色々書き連ねる前に、まず「希死念慮」という言葉の定義を確認しておこう。
このように、今回ひも解いていきたいのは「散発的に自殺に対する思考あるいは観念が出現する」状態のことである。
自分に希死念慮があると薄々自覚したのは、高校1年生にさかのぼる。その年、私は初めて生まれた市から飛び出して、たかが隣の市ごときで大げさに聞こえるが、地元というコミュニティアドバンテージのない異文化に飛び込んだのである。それまで自分はおちゃらけ盛り上げ役だと認識していたが、初手のコミュニケーションで笑いのツボやノリが違うことをつかみ切れず、部活動等も入っていなかったために孤立するのは早かった。
想像してみてほしい。友達がいない高校生の孤独が何を意味するか。
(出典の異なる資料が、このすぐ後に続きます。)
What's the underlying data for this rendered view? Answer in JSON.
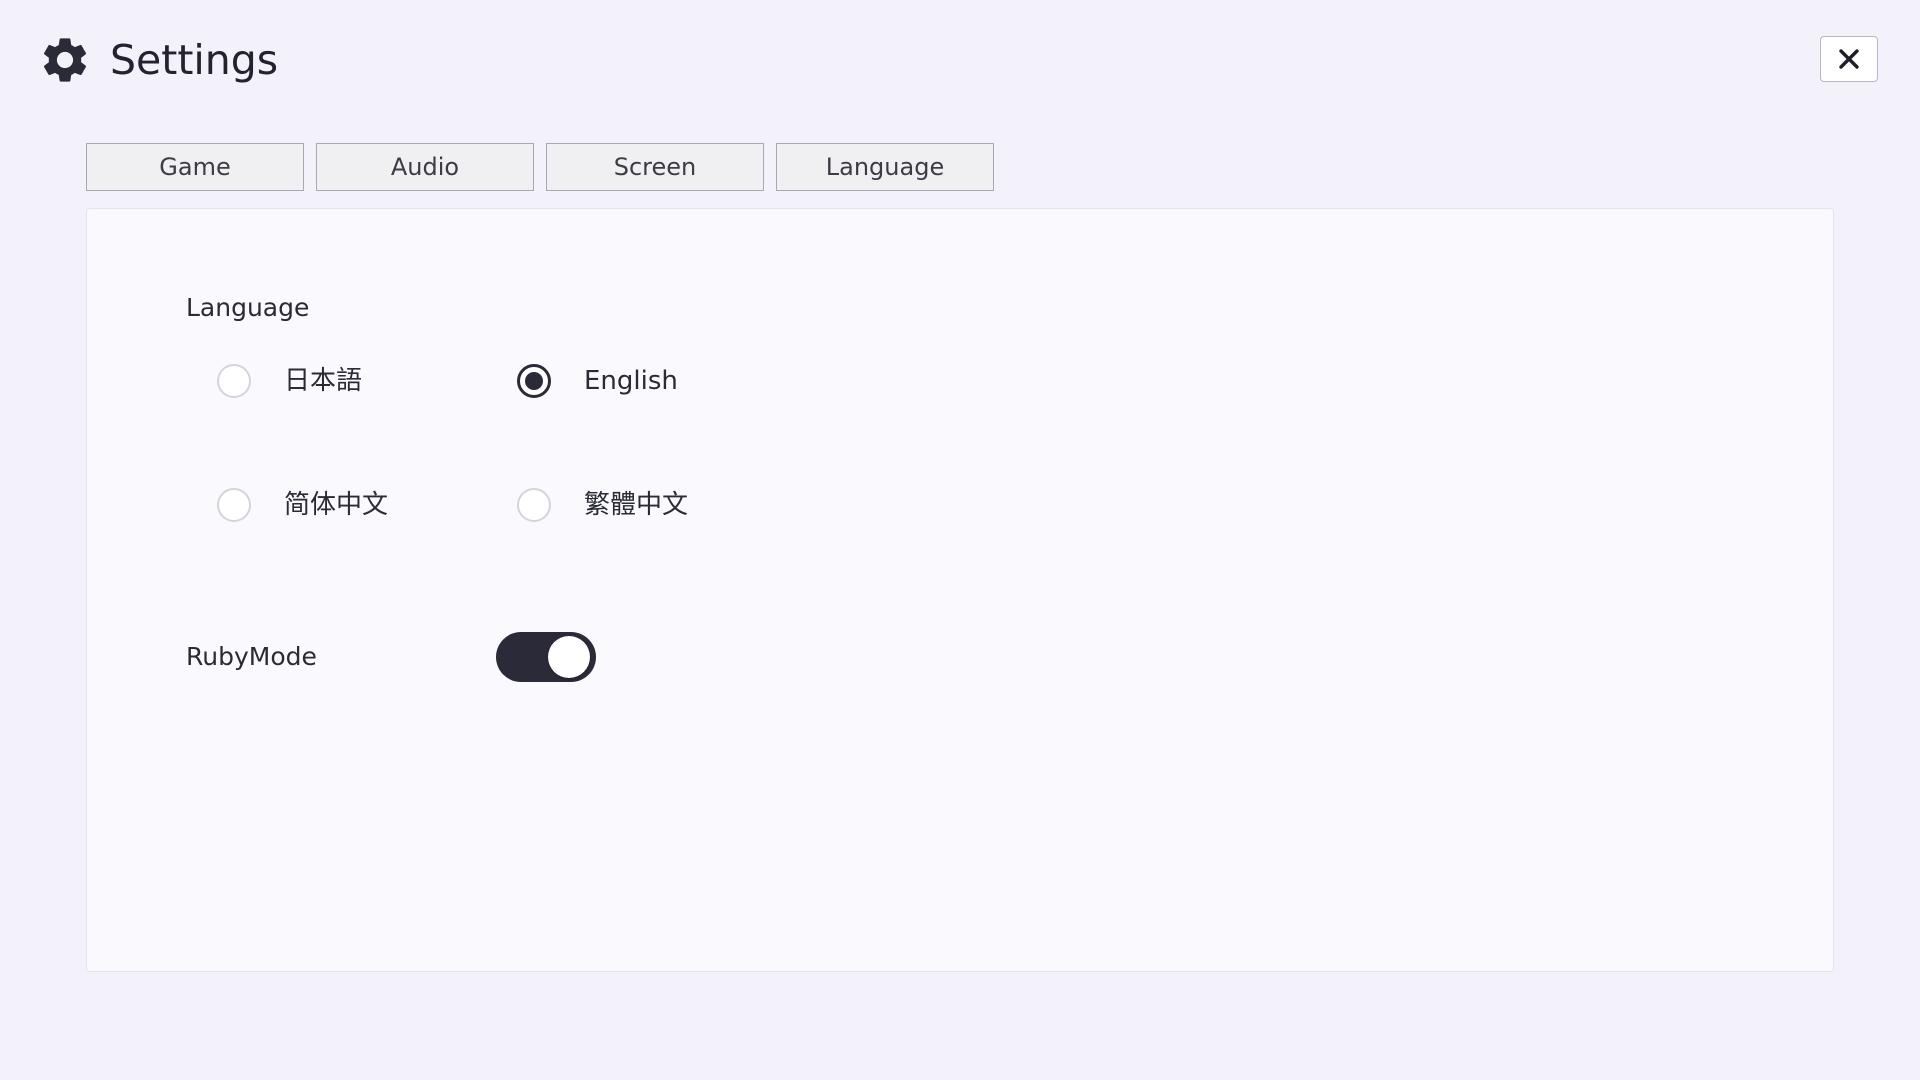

ほぼ社会的な死と同義といっても差し支えない。というか当時の自分にはそう感じるほかなかった。あらゆる人間関係の輪から外れたことを認知したときにはすでに手遅れであった。そして悪いことは続くようで、このとき自分のメンタルがいかに脆弱であるかを認識させられるのであった。
この時初めて、人生の選択肢に「死」の項目が誕生したように思える。いやはや、今こうやって考えてみるとなんと大袈裟なことか。しかしながら当時のうら若き純朴すぎる少年には、人生の終焉を視野に入れるほどの痛打だったのだ。
その先も、失恋や他人との比較、就活の失敗などといったうまくいかない出来事のとき、「死」の選択肢は顔をのぞかせてくる。そしてこれが「希死念慮」であるということを、新社会人になったころだろうにようやく気付いた。そして、いよいよ「希死念慮」を飼いならさないと、本格的に自死を選びかねないぞという危機感を覚えた記憶がある。
「希死念慮」の厄介なところはそこである。一歩間違えれば、本当に人生を終わらせる一手を打ちかねない。読者の皆様は大方人間であると思うので、感情の浮き沈みを経験したことがあるだろう。沈んでるときに「希死念慮」は強くなるもので、さらに悪いことにそういう時には理性的な判断が出来ないのである。それゆえに、生き続けるためには「希死念慮」をうまく手懐けなければならないのだ。
現状、これに対する自分の解答は残念ながら見つかっていない。理論的に考えれば、感情の起伏をなくすべきというあたりに落ち着くのだろうが、さすがに無理のある話だ。となるとやはり感情が落ちた際の対処法を、自分なりに見つけ出しておかなければならないのだろう。
正直、これだけつらつらと書きながらいまいち「死」というものを実感できないでいる。いや体験できないのだから、むしろ当然なのだろうか。ただ、突発的な自死は誰かしらに迷惑をかける。それは私の哲学に反する。故にせめて、自分の去り際というものを自分で準備できるまでは「希死念慮」とうまく付き合っていきたいものだ。